UNSC mission to go to Afghanistan next week
Six killed in Taliban ambush
Afp, United Nations/ Herat
The Security Council will send a high-level team on a fact-finding mission to Afghanistan next week to review the threat posed by Taliban and al-Qaeda extremists, its current president said Thursday. Peru's UN Ambassador Jorge Voto-Bernales, the council president for November, said a nine-member team from the 15-member council would leave for Islamabad November 10 on its way to Afghanistan where it was due to arrive on November 12. The mission is due back at UN headquarters on November 17 and the Security Council is to hear a briefing on the trip on November 22, Voto-Bernales told reporters. In late September, Afghan President Hamid Karzai said his Pakistani counterpart Pervez Musharraf had promised to crack down on Islamist militants and religious schools breeding extremism. Karzai then blamed other countries' religious schools, or madrasas, for promoting the extremism fuelling Afghanistan's Taliban-led insurgency. He was clearly referring to neighbouring Pakistan, home to madrasas from which the Taliban emerged in the early 1990s. The Taliban is waging a virulent insurgency in Afghanistan. The rebels, who are allied with al-Qaeda, have attacked troops in large numbers and intensified a campaign of suicide and roadside bombings. More than 2,500 people, most of them militants, have been killed in unrest so far this year, nearly double last year's toll. Scores of civilians have also been caught up in the violence. US-led forces launched the war against the Taliban and its al-Qaeda allies shortly after the September 11, 2001 terror attacks in the United States.
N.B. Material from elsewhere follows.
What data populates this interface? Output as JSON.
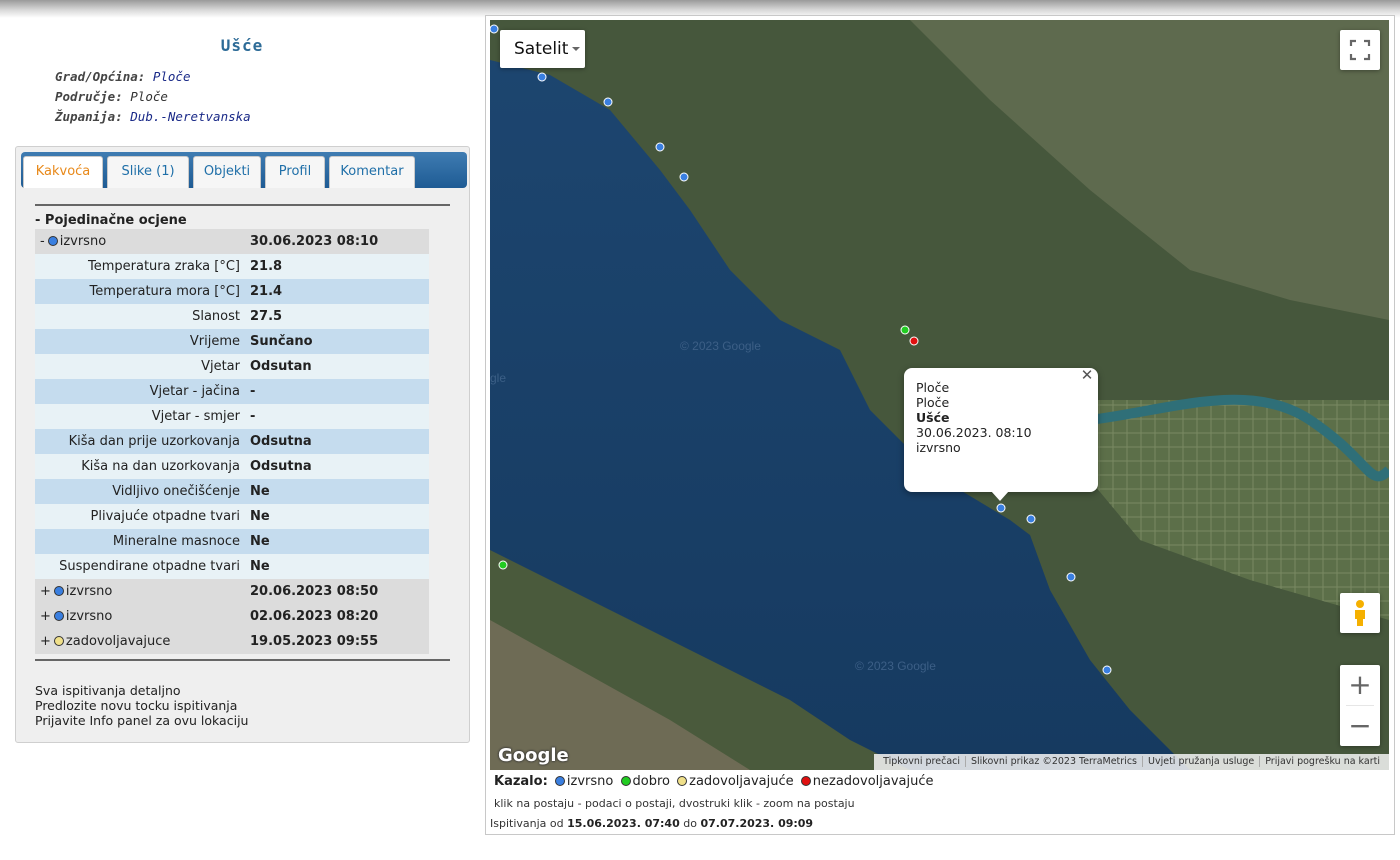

Meanwhile, Taliban insurgents ambushed a police convoy in western Afghanistan killing a district police chief and five others, and wounding three other policemen, police said yesterday. Mohammad Sediq, police chief of Adraskan district of Herat province was visiting police posts in the area Thursday when his convoy came under attack, Herat province's police chief, Nisar Ahmad Paikar, told AFP. Paikar blamed the attack on remnants of Taliban who have waged an insurgency since 2001 when they were forced out of power by US-led invasion of Afghanistan.